Five or more countries start with V when Vatican City is included. Worldometer’s full alphabetical breakdown shows this distribution clearly, with population and geographic data for each.

The upshot

Yemen shares its alphabetical exclusivity with Qatar but outranks it in geographic scale. Yemen’s 455,503 km² dwarfs Qatar’s 11,586 km² — making the Y-country the territorial heavyweight among rare-letter nations.

Upsides

  • Unique alphabetical identity — no confusion with other nations
  • Substantial territory (455,503 km²) — second largest on Arabian Peninsula
  • Large population (35.2 million) — largest on Arabian Peninsula
  • Rich historical heritage — one of the oldest civilizations in the Near East

Downsides

  • Ongoing civil conflict impacts stability and accurate census data
  • Only one country on its letter limits cross-referencing in education
  • Name uniqueness creates search and indexing challenges

Related reading: world’s countries

While Yemen stands alone among countries beginning with Y, the detailed Yemen overviewspotlights its 42 million population and Asian location amid alphabetical rarities.
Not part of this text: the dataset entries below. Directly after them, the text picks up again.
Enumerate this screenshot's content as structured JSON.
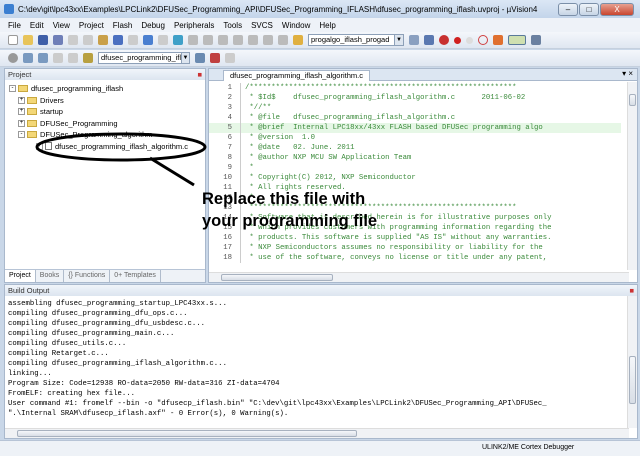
{
  "title": "C:\\dev\\git\\lpc43xx\\Examples\\LPCLink2\\DFUSec_Programming_API\\DFUSec_Programming_IFLASH\\dfusec_programming_iflash.uvproj - µVision4",
  "window_controls": [
    "–",
    "□",
    "X"
  ],
  "menu": [
    "File",
    "Edit",
    "View",
    "Project",
    "Flash",
    "Debug",
    "Peripherals",
    "Tools",
    "SVCS",
    "Window",
    "Help"
  ],
  "toolbar": {
    "target_combo": "progalgo_iflash_progad",
    "project_combo": "dfusec_programming_ifl"
  },
  "project_panel": {
    "title": "Project",
    "tree": [
      {
        "label": "dfusec_programming_iflash",
        "level": 0,
        "toggle": "-"
      },
      {
        "label": "Drivers",
        "level": 1,
        "toggle": "+"
      },
      {
        "label": "startup",
        "level": 1,
        "toggle": "+"
      },
      {
        "label": "DFUSec_Programming",
        "level": 1,
        "toggle": "+"
      },
      {
        "label": "DFUSec_Programming_algorithm",
        "level": 1,
        "toggle": "-"
      },
      {
        "label": "dfusec_programming_iflash_algorithm.c",
        "level": 2,
        "toggle": "+"
      }
    ],
    "tabs": [
      "Project",
      "Books",
      "{} Functions",
      "0+ Templates"
    ]
  },
  "editor": {
    "tab": "dfusec_programming_iflash_algorithm.c",
    "lines": [
      "/*************************************************************",
      " * $Id$    dfusec_programming_iflash_algorithm.c      2011-06-02",
      " *//**",
      " * @file   dfusec_programming_iflash_algorithm.c",
      " * @brief  Internal LPC18xx/43xx FLASH based DFUSec programming algo",
      " * @version  1.0",
      " * @date   02. June. 2011",
      " * @author NXP MCU SW Application Team",
      " *",
      " * Copyright(C) 2012, NXP Semiconductor",
      " * All rights reserved.",
      " *",
      " *************************************************************",
      " * Software that is described herein is for illustrative purposes only",
      " * which provides customers with programming information regarding the",
      " * products. This software is supplied \"AS IS\" without any warranties.",
      " * NXP Semiconductors assumes no responsibility or liability for the",
      " * use of the software, conveys no license or title under any patent,"
    ]
  },
  "callout": {
    "line1": "Replace this file with",
    "line2": "your programming file"
  },
  "build_output": {
    "title": "Build Output",
    "lines": [
      "assembling dfusec_programming_startup_LPC43xx.s...",
      "compiling dfusec_programming_dfu_ops.c...",
      "compiling dfusec_programming_dfu_usbdesc.c...",
      "compiling dfusec_programming_main.c...",
      "compiling dfusec_utils.c...",
      "compiling Retarget.c...",
      "compiling dfusec_programming_iflash_algorithm.c...",
      "linking...",
      "Program Size: Code=12938 RO-data=2050 RW-data=316 ZI-data=4704",
      "FromELF: creating hex file...",
      "User command #1: fromelf --bin -o \"dfusecp_iflash.bin\" \"C:\\dev\\git\\lpc43xx\\Examples\\LPCLink2\\DFUSec_Programming_API\\DFUSec_",
      "\".\\Internal SRAM\\dfusecp_iflash.axf\" - 0 Error(s), 0 Warning(s)."
    ]
  },
  "status": "ULINK2/ME Cortex Debugger"
}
Frequently asked questions

What is the only country beginning with Y?

Yemen is the only internationally recognized sovereign country that begins with the letter Y in English. Its official name is the Republic of Yemen.

Why are there so few countries starting with Y?
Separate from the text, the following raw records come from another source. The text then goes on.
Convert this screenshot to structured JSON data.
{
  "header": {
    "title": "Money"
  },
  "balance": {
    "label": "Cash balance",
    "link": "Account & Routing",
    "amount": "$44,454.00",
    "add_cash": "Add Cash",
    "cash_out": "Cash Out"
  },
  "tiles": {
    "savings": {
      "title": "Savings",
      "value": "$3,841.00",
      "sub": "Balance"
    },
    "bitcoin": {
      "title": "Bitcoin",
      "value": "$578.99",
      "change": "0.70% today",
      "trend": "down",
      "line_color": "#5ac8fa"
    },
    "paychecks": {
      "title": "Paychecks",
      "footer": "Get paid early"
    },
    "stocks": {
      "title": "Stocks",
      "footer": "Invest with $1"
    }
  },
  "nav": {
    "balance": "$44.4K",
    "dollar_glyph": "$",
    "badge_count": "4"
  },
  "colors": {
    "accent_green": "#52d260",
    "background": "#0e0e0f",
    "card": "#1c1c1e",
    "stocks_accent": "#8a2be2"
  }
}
Most national names evolved from indigenous words, place names, and historical designations that simply did not begin with Y. Linguistically, Y is uncommon as a starting letter in the languages that produced the world’s country names.

Does any European country start with Y?

No European country starts with Y. No sovereign state on the European continent bears a name beginning with that letter.

What countries start with X?

No sovereign country begins with the letter X in English. The letter X is the only one with zero sovereign-state representatives in the modern world.

How does Yemen rank alphabetically among countries?

Yemen is the sole Y-entry in alphabetical country lists, sitting between X (which has no entries) and Z (which has two: Zambia and Zimbabwe).

Are there territories starting with Y?

While regions like Yakutia (Russia), Yunnan (China), and Yucatán (Mexico) start with Y, none are sovereign states—they are subdivisions of larger nations.

What is Yemen’s flag?

Yemen’s flag features three horizontal stripes: red (top), white (middle), and black (bottom). The Pan-Arab colors represent the Abbasid, Umayyad, and Fatimid caliphates historically.

Summary

Yemen stands alone as the world’s only sovereign nation beginning with Y — a distinction that sounds trivial until you consider the geographic, linguistic, and educational weight it carries. Its 455,503 km² of territory and 35.2 million residents make it the heavyweight champion among rare-letter countries, outpacing Qatar’s Q-monopoly by every measure except oil wealth. For anyone building alphabetical country lists, mapping global data, or simply fielding trivia questions, Yemen’s Y-singular status remains a fixed reference point that never requires updating.